I am sure you noticed something different in our order of worship on Sunday morning. That isn't something you will see very often at Trinity since we maintain a simple and consistent (but hopefully robust, biblical, and historical) liturgry. But this past Sunday, we did make an addition that will continue on from here on out.

This past Sunday we incorporated a catechism question from the New City Catechism into the creedal confession portion of our service. So after we recited the Apostles' Creed together, the congregation was asked, "What is our only hope in life and death?" To which we responded, "That we are not our own but belong, body and soul, both in life and death, to God and to our Savior Jesus Christ." Next Sunday, we will be asked the second question of the catechism, and we will continue this pattern for a total of 52 weeks until we complete it. (Hint: We will then start again at question 1)

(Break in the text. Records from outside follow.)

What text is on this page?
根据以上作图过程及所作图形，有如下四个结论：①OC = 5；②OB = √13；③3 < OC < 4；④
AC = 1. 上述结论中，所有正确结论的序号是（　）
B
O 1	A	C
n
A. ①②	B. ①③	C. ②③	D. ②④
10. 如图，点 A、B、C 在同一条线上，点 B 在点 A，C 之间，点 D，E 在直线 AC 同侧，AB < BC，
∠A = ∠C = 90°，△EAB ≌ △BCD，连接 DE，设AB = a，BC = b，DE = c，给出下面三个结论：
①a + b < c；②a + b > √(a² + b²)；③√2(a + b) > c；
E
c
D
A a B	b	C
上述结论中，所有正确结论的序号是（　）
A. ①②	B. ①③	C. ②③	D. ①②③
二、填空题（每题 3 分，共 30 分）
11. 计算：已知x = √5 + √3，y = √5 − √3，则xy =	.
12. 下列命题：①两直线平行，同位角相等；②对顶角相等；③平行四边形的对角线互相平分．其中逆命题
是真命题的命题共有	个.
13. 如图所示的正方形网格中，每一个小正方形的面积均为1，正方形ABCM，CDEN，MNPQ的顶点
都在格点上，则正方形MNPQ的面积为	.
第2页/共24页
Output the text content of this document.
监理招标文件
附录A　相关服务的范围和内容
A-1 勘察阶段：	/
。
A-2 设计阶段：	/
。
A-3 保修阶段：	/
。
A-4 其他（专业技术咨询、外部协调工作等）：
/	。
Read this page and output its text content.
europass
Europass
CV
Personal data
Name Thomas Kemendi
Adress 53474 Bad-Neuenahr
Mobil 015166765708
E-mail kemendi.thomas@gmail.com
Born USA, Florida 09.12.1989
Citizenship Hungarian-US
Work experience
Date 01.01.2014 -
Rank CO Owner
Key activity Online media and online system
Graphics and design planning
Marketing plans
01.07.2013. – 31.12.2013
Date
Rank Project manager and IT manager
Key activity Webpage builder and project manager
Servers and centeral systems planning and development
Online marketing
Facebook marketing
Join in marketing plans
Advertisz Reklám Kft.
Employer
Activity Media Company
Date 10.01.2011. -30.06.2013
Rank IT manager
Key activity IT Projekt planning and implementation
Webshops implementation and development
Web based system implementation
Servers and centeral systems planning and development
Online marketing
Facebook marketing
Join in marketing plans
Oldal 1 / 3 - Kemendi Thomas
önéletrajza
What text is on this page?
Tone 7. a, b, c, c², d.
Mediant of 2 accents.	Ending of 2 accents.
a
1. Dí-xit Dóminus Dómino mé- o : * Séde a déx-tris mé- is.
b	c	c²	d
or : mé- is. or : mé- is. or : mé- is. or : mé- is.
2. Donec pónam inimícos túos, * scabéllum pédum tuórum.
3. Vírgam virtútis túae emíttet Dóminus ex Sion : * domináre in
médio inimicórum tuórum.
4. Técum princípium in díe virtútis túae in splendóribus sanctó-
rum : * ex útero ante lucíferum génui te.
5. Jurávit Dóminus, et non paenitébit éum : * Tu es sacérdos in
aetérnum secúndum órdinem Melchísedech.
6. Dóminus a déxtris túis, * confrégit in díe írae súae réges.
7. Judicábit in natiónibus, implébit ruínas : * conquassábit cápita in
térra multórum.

Now since this is a new practice, it needs some explanation. As pastors, we don't want to confuse anyone or give the impression that this was a rash decision. We certainly are open to your questions or concerns about this practice. But first, listen to some of the reasons we decided to start this practice now.

First, this practice will further train us as a congregation in sound doctrine, morality, and devotion. The questions we will be asked and then answer each Sunday are rich theologically, drawing on the historic catechisms of the Christian faith, but aimed at our current historical and cultural context. Each moment and place faces its own temptations and trials, and so while the historic catechisms are rich, some of the content and certainly the language is not best suited for today. The New City Catechism was written as a collaborative project by many of the Reformed Evangelical leaders we learn from at Trinity Church.

Second, this practice introduces our church to yet another resource to teach the Christian faith to our children. The call to make disciples of all nations begins at home. We each have a responsibility to God and to our children to saturate our childrens' imaginations with the Christian story of creation, fall, and redemption and with the doctrines that flow from that story. We hope that by using this catechism in our service, parents in our church will begin using this tool with their children over the dinner table, at bedtime, or in the car. The New City Catechism application for the ipad and online website provide scripture references, video explanations, commentary, and learning tools to make the tool more effective.

Third, this practice will also provide further doctrinal context to the preaching of the word each week. One of the reasons we recite the creed and answer a catechism question each week is to provide a confessional background to our preaching. While Scripture alone is normative (it is the final authority and standard), creeds, confessions, and catechism outline what we as Christians have understood the Scriptures to teach. So they guard us against novel and unorthodox interpretations.

Fourth, this practice is beginning now because September is the start of new school year, and this always marks an unofficial yet very real "new" season in the life of every church in our context. Everyone's schedule starts getting more consistent, and new people who have just moved into town start settling into a church. So by beginning the catechism in September, we hope that those who may be with us for the next year will have a chance to go through the entire catechism.

There are many other biblical, historical, and pedagogical reasons we could give for why we are beginning this practice, but we hope that these three give you something to hold on to until you can talk more in depth with one of the elders. We are excited to begin using this catechism together as a church, and we hope you will begin exploring the New City Catechism online.